Oxidative Sintering Behavior of Ni-Based Catalysts exemplified by CO₂ Methanation Reaction

The extensive combustion of fossil fuels has resulted in a substantial increase in CO₂ emissions, intensifying the greenhouse effect and accelerating climate change. In this context, CO₂ hydrogenation has emerged as a highly promising strategy for both mitigating emissions and enabling carbon recycling within a sustainable energy future. When combined with hydrogen produced from renewable energy sources (e.g., wind and solar), the Sabatier reaction (CO₂ + 4H₂ ⇌ CH₄ + 2H₂O) provides an attractive pathway for renewable energy storage and transport in the form of methane, under the widely recognized Power-to-Gas (P2G) concept. The reaction is an exothermic process thermodynamically favored at high pressures and relatively low temperatures and can be described as the sequential combination of the Reverse Water–Gas Shift reaction followed by CO methanation. Efficient implementation of this process requires the development of highly active, selective, and thermally stable supported catalysts. Both noble metals (Ru, Rh, Pt, Pd, Ir) and non-precious metals (Ni, Fe, Co) have been investigated as active phases, with Ni-based catalysts attracting particular interest due to their low cost and natural abundance combined with high activity.

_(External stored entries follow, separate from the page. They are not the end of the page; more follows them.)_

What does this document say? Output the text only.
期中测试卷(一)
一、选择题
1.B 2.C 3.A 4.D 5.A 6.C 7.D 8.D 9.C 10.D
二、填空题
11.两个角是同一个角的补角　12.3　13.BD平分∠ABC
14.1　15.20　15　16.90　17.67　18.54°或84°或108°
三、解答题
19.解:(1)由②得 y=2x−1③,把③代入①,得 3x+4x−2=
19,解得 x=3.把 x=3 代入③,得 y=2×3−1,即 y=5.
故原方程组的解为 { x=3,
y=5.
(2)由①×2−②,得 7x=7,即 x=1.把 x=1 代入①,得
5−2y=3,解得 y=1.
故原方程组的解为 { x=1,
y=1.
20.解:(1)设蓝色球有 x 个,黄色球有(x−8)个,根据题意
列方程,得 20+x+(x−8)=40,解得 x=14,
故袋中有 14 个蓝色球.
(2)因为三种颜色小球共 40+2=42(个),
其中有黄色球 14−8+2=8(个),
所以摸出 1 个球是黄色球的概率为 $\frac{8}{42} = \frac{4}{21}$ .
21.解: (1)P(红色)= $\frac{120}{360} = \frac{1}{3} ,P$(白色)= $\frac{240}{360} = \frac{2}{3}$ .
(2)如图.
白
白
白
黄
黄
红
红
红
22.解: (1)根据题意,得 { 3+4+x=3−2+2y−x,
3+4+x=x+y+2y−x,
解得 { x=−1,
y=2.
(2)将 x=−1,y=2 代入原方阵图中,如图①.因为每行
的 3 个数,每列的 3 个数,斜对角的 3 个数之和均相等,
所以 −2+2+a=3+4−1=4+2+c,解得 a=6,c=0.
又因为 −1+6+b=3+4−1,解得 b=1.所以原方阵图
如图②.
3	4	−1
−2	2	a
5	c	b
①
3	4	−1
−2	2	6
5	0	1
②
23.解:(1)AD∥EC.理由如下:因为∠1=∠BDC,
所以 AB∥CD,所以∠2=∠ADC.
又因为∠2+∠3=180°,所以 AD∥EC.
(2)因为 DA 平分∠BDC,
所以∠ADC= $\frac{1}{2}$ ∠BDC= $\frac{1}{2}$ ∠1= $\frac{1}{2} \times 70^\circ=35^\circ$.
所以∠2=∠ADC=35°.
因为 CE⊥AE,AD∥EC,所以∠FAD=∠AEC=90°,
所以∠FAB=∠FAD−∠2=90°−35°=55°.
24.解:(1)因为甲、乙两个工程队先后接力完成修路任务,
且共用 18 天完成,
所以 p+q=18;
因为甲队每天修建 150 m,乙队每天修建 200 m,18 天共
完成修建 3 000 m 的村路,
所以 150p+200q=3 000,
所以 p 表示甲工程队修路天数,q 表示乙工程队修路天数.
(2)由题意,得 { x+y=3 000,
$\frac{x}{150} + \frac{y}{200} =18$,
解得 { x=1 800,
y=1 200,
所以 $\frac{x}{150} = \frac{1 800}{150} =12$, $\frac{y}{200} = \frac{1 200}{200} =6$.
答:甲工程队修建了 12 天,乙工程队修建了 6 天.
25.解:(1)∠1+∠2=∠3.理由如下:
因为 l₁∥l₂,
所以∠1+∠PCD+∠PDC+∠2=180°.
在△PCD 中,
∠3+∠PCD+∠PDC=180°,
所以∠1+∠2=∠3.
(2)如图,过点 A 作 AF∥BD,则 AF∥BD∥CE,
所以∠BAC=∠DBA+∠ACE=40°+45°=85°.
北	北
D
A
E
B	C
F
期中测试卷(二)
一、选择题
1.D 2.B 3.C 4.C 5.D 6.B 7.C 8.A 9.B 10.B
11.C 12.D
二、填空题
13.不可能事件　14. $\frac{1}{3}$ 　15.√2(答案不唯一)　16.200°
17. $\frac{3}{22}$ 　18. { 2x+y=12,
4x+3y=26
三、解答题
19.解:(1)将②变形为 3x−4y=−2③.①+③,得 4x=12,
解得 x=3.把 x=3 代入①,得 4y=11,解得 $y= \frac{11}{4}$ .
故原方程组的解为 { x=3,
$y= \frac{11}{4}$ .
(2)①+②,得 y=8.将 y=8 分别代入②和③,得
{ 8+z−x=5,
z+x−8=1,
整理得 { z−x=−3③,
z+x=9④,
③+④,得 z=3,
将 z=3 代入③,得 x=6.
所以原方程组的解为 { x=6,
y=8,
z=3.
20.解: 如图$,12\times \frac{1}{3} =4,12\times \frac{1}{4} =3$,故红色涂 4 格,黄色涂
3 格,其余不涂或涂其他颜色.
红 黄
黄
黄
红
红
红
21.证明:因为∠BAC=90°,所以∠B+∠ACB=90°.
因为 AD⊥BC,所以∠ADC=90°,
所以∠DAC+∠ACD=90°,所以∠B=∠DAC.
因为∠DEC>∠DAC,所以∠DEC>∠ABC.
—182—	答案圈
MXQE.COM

In the present work, the thermocatalytic CO₂ hydrogenation is investigated over Ni catalysts supported on ceria nanorods (CeO₂-NRs), with emphasis on optimizing catalytic activity, long-term stability, and resistance to oxidative thermal aging in comparison with conventional Ni/Al₂O₃ systems. The unique physicochemical properties of CeO₂-NRs —such as high oxygen storage capacity (OSC), enhanced lattice oxygen mobility, abundant oxygen vacancies, and strong metal–support interactions— render it a highly promising support for improving catalyst durability and mitigating sintering phenomena under demanding reaction conditions.